À cela s’ajoutent des fonctionnalités d’intelligence artificielle qui divisent (le fiasco "Recall" en tête) et une présence publicitaire qui s’insinue jusque dans des fonctions centrales. Résultat : la communauté raille le système en l’appelant "Microslop".

Quand un patch aggrave la stabilité

Le patch censé réparer a cassé davantage. Des fonctionnalités essentielles ont été affectées, des performances ont régressé, et l’expérience globale s’en ressent.

Pour des entreprises comme pour des particuliers, l’ordinateur redevient imprévisible — une promesse de stabilité rompue au pire moment, alors que la migration vers Windows 11 est encouragée, parfois forcée.

Réorganisation interne et réponse rapide

Microsoft a réagi en recentrant ses équipes. L’entreprise a lancé un processus baptisé "swarming" : mobilisation rapide de développeurs et d’ingénieurs pour cibler et corriger les failles les plus urgentes rapportées par les utilisateurs. "Nous devons améliorer Windows de façon significative pour nos clients", affirme Pavan Davuluri, président des activités Windows et appareils.

Le support de Windows 10 prendra fin en octobre 2026. Microsoft a réaffecté ses équipes d'ingénieurs au programme "swarming" pour corriger en priorité les défaillances de Windows 11.

Les priorités sont claires et simples : améliorer la performance système, la fiabilité et l’expérience utilisateur. Mais la route est courte entre la promesse et la perception publique.

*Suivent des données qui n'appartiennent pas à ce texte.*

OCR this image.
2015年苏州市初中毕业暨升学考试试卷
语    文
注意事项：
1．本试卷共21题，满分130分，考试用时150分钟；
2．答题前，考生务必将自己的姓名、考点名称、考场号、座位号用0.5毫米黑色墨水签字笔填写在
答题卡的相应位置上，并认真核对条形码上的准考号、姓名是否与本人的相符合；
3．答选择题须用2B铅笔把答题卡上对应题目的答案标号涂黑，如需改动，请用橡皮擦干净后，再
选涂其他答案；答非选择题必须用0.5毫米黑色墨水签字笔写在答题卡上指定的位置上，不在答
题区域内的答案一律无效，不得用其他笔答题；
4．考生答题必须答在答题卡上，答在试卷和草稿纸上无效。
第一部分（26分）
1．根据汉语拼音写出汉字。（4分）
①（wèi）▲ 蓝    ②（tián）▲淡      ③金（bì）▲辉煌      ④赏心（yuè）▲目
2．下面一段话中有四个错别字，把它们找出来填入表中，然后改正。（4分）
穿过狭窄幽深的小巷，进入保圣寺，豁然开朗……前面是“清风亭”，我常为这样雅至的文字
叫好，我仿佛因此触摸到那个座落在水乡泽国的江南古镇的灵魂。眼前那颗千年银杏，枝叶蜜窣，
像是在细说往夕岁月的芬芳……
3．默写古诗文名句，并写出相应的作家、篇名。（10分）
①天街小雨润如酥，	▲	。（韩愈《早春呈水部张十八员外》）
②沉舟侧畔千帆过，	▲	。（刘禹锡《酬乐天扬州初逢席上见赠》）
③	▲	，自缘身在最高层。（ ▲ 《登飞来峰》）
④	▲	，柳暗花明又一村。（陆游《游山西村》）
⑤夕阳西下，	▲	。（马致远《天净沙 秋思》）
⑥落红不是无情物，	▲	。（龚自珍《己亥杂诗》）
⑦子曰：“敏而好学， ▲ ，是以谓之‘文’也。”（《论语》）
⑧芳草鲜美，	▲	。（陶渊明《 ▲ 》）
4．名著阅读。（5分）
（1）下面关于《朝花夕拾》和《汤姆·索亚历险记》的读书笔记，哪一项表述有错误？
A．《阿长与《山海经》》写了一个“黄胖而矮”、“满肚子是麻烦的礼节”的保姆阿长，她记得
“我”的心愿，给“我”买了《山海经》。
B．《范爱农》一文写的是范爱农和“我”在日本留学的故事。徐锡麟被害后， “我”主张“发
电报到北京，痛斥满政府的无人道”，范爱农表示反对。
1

Microsoft reste dominant dans l’écosystème informatique, mais sa réputation pâtit visiblement des ratés répétés. Les entreprises qui planifient leur parc informatique regardent désormais deux choses : la stabilité à court terme et le coût caché des mises à jour.

Ce qui arrive à Windows 11 n’est pas qu’un problème technique ; c’est un test de confiance. Si Microsoft corrige vite et bien, le géant retrouvera de la crédibilité. Si les correctifs tardent ou génèrent encore des régressions, l’irritation pourrait pousser certains clients à ralentir leur migration, voire à chercher des alternatives. Les prochains mois seront décisifs : la priorité annoncée est ambitieuse, mais l’utilisateur attend surtout des résultats concrets.